I recently submitted a new entry, but I don’t think it will ever be published, so I’ve posted it here instead. These 191 words of science are brought to you by the Clinical and Affective Neuroscience Lab.
I work with people who look into other people’s brains to learn about why we do things. Especially things we do over and over even though they are bad for us, like eating too much food or smoking.
We are pretty sure that some parts of the brain do a lot more work than usual when people think about doing these kinds of bad over-and-over things. We hope that, if we learn more about which parts of the brain are most important in this way, other people can make new stuff that changes these parts of the brain, and that people can use this stuff to help themselves not think the bad over-and-over thoughts as much.
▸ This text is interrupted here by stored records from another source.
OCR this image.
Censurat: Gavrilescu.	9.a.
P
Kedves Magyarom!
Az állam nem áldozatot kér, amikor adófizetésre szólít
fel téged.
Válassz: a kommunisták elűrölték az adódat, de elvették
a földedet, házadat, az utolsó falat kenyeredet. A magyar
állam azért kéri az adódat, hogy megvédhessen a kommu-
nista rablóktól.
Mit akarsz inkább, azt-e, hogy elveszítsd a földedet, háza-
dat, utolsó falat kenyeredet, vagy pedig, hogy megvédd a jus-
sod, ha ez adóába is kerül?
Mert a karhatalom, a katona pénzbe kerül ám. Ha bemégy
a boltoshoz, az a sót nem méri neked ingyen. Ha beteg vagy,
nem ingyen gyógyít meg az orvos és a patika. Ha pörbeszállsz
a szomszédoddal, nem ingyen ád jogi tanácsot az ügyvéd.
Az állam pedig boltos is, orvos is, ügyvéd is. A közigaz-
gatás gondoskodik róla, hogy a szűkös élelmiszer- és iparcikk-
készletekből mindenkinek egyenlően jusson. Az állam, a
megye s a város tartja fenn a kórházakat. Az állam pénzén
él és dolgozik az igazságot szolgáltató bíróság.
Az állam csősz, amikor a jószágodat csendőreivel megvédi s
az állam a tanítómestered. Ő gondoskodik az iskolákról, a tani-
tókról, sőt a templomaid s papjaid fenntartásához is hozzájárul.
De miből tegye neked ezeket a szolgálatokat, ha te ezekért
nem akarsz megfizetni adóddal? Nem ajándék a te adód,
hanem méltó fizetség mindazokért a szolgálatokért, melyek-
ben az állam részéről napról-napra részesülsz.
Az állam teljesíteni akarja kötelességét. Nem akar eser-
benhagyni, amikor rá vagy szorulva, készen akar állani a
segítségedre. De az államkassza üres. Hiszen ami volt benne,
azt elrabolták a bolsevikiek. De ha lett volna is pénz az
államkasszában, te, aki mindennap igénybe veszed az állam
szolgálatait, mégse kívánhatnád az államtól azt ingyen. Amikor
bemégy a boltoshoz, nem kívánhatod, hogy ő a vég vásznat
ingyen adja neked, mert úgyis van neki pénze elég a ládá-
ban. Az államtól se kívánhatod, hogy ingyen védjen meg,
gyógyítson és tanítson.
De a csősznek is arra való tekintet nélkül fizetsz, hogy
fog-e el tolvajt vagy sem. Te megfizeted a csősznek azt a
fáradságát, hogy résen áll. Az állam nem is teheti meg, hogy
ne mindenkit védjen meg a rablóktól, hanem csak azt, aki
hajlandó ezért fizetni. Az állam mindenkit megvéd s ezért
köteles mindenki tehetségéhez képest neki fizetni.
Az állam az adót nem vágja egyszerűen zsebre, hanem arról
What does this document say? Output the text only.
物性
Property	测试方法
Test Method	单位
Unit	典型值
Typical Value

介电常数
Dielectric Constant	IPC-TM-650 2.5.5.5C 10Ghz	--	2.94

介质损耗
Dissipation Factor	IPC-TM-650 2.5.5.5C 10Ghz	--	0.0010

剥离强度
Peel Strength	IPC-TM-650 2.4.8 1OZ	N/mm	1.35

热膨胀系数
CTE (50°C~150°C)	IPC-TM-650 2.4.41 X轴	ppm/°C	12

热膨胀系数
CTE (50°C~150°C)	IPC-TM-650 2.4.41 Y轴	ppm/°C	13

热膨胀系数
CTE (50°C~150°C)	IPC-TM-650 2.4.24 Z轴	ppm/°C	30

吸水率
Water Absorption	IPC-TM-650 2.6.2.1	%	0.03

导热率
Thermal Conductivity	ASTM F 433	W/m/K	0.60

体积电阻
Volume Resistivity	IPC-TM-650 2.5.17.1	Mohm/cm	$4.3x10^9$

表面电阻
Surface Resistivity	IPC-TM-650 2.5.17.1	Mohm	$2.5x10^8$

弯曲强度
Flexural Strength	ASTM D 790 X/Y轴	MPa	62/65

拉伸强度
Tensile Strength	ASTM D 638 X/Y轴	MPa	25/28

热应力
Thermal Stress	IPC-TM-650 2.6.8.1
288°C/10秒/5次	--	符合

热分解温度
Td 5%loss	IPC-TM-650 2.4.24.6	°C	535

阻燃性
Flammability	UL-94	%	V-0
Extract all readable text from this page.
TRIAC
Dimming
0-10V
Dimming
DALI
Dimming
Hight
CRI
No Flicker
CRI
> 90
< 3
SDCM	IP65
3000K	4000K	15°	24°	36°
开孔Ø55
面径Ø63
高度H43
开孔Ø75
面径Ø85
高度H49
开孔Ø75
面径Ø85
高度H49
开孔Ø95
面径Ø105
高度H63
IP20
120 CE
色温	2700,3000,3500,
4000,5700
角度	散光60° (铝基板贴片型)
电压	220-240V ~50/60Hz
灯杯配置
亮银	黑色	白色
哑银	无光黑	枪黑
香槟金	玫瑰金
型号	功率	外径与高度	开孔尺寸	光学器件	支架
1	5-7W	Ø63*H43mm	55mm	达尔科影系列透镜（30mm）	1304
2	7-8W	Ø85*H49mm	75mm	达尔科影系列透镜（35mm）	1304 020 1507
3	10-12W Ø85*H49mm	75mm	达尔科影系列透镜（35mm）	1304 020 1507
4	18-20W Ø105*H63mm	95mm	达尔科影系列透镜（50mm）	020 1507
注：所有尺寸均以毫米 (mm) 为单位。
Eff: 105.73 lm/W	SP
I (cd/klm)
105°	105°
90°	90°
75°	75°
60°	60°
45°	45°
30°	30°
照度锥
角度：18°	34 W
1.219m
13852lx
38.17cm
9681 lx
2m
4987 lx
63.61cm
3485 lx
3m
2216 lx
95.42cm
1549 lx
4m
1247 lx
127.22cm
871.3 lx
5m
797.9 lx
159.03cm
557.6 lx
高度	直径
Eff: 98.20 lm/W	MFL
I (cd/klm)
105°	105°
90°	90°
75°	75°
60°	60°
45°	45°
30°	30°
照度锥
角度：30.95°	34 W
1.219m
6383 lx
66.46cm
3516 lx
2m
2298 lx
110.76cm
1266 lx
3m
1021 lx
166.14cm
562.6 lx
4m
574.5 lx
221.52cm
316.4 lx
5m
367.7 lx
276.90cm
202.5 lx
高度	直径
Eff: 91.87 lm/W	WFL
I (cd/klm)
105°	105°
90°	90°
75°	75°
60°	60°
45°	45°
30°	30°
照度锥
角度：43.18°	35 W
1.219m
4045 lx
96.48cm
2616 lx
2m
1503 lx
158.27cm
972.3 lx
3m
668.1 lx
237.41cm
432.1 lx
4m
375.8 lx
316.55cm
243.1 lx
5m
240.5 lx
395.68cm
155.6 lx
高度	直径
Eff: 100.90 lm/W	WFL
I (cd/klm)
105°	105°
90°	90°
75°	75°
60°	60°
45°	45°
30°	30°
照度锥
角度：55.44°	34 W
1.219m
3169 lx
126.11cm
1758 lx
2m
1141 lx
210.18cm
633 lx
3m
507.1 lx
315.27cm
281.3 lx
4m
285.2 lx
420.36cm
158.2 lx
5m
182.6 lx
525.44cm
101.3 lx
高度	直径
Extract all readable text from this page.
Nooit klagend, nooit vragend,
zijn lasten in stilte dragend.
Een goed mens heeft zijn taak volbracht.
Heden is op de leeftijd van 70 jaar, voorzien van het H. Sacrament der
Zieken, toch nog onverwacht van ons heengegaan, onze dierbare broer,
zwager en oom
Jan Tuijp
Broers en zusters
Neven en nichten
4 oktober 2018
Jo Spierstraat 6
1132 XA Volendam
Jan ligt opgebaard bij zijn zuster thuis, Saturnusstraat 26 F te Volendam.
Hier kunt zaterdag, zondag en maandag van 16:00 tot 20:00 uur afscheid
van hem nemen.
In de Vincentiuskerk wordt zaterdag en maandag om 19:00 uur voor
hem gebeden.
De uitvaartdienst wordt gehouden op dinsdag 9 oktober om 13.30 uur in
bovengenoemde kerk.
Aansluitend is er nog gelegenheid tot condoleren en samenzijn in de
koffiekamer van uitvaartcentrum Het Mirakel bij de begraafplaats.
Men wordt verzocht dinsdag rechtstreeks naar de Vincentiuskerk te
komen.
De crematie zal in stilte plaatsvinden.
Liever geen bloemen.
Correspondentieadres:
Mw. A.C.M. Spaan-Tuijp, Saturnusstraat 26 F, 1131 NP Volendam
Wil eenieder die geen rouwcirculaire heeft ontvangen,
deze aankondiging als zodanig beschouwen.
We also look at ways that people can control these bad wants without putting new stuff into their bodies. One thing we study, and that works sometimes, is when people with bad over-and-over thoughts sit quietly and think about the feelings they have about pictures of things they like to eat or smoke. Another way of thinking that works for people sometimes is to think about the bad things that might happen in the months and years after today if they keep doing the bad things. This can make them not want to do the bad things as much!
I like “over-and-over things” for “habits”, but “new stuff that changes these parts of the brain” is one hell of an ugly way to say “drugs”. The One Hundred Words text editor doesn’t allow “drugs”, “medicine”, “substance”, or “pill”.
What my lab actually does: FMRI scans of people (sometimes with addictions to various things, sometimes not) who are looking at pictures of drugs and food and so on, so that we can figure out the neurological “basis of craving”—that is, which parts of the brain light up when we crave things. When we figure out which parts of the brain are most responsible, others can use this knowledge to design better drugs. (There are other benefits to this research, but I don’t know enough to explain most of them very well.)
We also spend quite a bit of time thinking about meditation, or “mindfulness-based interventions”. which tend to show that thinking about cravings in one of two ways can help people resist said cravings (compared to viewing the cravings “naturally”).
The first, “reappraise”, involves thinking deliberately of the negative (long-term) consequences rather than positive (short-term) consequences of giving in to one’s urges. The second, “mindfully attend”, simply call for subjects to carefully notice what sorts of sensations they are feeling, without judging or attempting to change the sensations.
In other words, just thinking about your own thoughts seems to enhance your willpower. This is an incredible finding. But I’m not going to explore the implications yet, because I don’t understand them all that well myself, and this is enough science for one day.